Poster Session I: Acute lymphoblastic leukemia - Biology & translational research
MLL rearrangements (MLLr) are a common cause of aggressive, incurable acute lymphoblastic leukaemias (ALL) in infants and children, most of which originate in utero. The most common MLLr produces an MLL-AF4 fusion protein. MLL-AF4 is thought to promote leukaemogenesis by activating key target genes, mainly by altering the epigenetic profile of the cell through recruitment of DOT1L and increasing histone H3 lysine 79 methylation (H3K79me2/3). One of these key genes is PROM1 which encodes the cell surface protein CD133 (Prominin-1; Mak2016). CD133 has previously been shown to be expressed on ALL blasts and is of potential therapeutic interest. However, the mechanism by which MLL-AF4 dysregulates PROM1 expression and the impact of PROM1 expression on leukaemia cell survival remains unclear.
To determine the mechanism by which MLL-AF4 causes aberrant expression of PROM1 in leukaemia.
We characterised normal fetal haematopoietic stem and progenitor cells (HSPC), blasts from patient leukaemia samples, and SEM cells (a MLL-AF4+ cell line) by immunophenotyping and transcriptome analysis. ChIP-Seq and Capture C (a high resolution chromosome conformation capture technique) was used to elucidate enhancer-promoter structure at the PROM1 locus.

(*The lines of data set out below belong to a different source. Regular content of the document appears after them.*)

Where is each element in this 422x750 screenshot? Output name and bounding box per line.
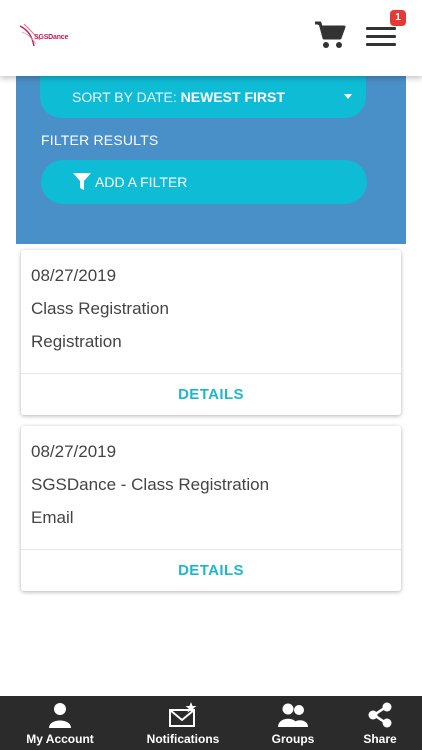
menu-icon-bar [366, 35, 396, 38]
item-title: Class Registration [31, 299, 169, 318]
sgsdance-logo[interactable]: SGSDance [18, 22, 70, 50]
cart-button[interactable] [314, 20, 346, 50]
notification-badge: 1 [390, 10, 406, 26]
filter-icon [73, 173, 91, 190]
item-date: 08/27/2019 [31, 442, 117, 461]
filter-results-label: FILTER RESULTS [41, 132, 159, 148]
share-icon [368, 702, 392, 728]
list-item: 08/27/2019 Class Registration Registrati… [21, 250, 401, 415]
sort-dropdown[interactable]: SORT BY DATE: NEWEST FIRST [40, 76, 366, 118]
menu-icon [366, 27, 396, 30]
group-icon [278, 703, 308, 727]
add-filter-button[interactable]: ADD A FILTER [41, 160, 367, 204]
nav-groups[interactable]: Groups [258, 696, 328, 750]
sort-prefix: SORT BY DATE: [72, 89, 177, 105]
nav-my-account[interactable]: My Account [14, 696, 106, 750]
nav-label: Notifications [146, 732, 220, 746]
cart-icon [315, 21, 346, 48]
nav-notifications[interactable]: Notifications [134, 696, 232, 750]
details-button[interactable]: DETAILS [21, 374, 401, 416]
bottom-nav: My Account Notifications Groups Share [0, 696, 422, 750]
menu-icon-bar [366, 43, 396, 46]
item-title: SGSDance - Class Registration [31, 475, 270, 494]
item-date: 08/27/2019 [31, 266, 117, 285]
list-item: 08/27/2019 SGSDance - Class Registration… [21, 426, 401, 591]
app-header: SGSDance 1 [0, 0, 422, 76]
user-icon [49, 703, 71, 728]
filter-panel: SORT BY DATE: NEWEST FIRST FILTER RESULT… [16, 76, 406, 244]
envelope-star-icon [169, 702, 197, 727]
sort-value: NEWEST FIRST [180, 89, 285, 105]
item-type: Registration [31, 332, 122, 351]
logo-text: SGSDance [34, 34, 69, 41]
details-button[interactable]: DETAILS [21, 550, 401, 592]
nav-label: My Account [26, 732, 94, 746]
chevron-down-icon [344, 94, 352, 99]
add-filter-label: ADD A FILTER [95, 174, 188, 190]
item-type: Email [31, 508, 74, 527]
nav-label: Groups [271, 732, 315, 746]
nav-label: Share [363, 732, 397, 746]
nav-share[interactable]: Share [350, 696, 410, 750]
menu-button[interactable] [364, 22, 398, 50]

We find that the MLL-AF4 complex aberrantly upregulates PROM1 transcription by controlling enhancer promoter-interactions.
Immunophenotyping and transcriptome analysis: Immunophenotypic analysis of normal human fetal bone marrow HSPC confirmed that CD133 expression is confined to the stem cell compartment and is downregulated through B cell commitment. In contrast, MLLr patient blasts and SEM cells showed high levels of surface CD133 expression. Analysis of RNA-Sequencing data showed that PROM1 gene expression in normal fetal B progenitors, patient blasts and SEM cells reflected the pattern of surface CD133 expression
Functional assays: Upon inhibition of MLL-AF4 binding by a DOT1L inhibitor, CD133 expression is downregulated in SEM cells and nascent RNA-Seq shows down-regulation of PROM1 at the transcriptional level. Direct knock down of PROM1 in SEM cells confers slower growth rates/less colony formation and increased cell death.
ChIP-Seq and Capture-C: ChIP-sequencing identified MLL-AF4 and associated complex components binding to the PROM1 promoter and within the gene body at putative enhancer elements. Capture C profiles identified intragenic enhancer elements within the PROM1 gene body and within the nearby TAPT1 gene. Inhibition of MLL-AF4 complex activity upon treatment with DOT1L inhibitors causing loss of H34K79me2/3 disrupted gene expression as well as enhancer-promoter interactions.
Together these results indicate that MLL-AF4 directly up-regulates PROM1 expression in ALL cells and promotes their proliferation and survival. Therefore, CD133 expression should not only be a useful marker for diagnosis and residual disease monitoring but might also be exploited as a therapeutic target in MLL re-arranged ALL.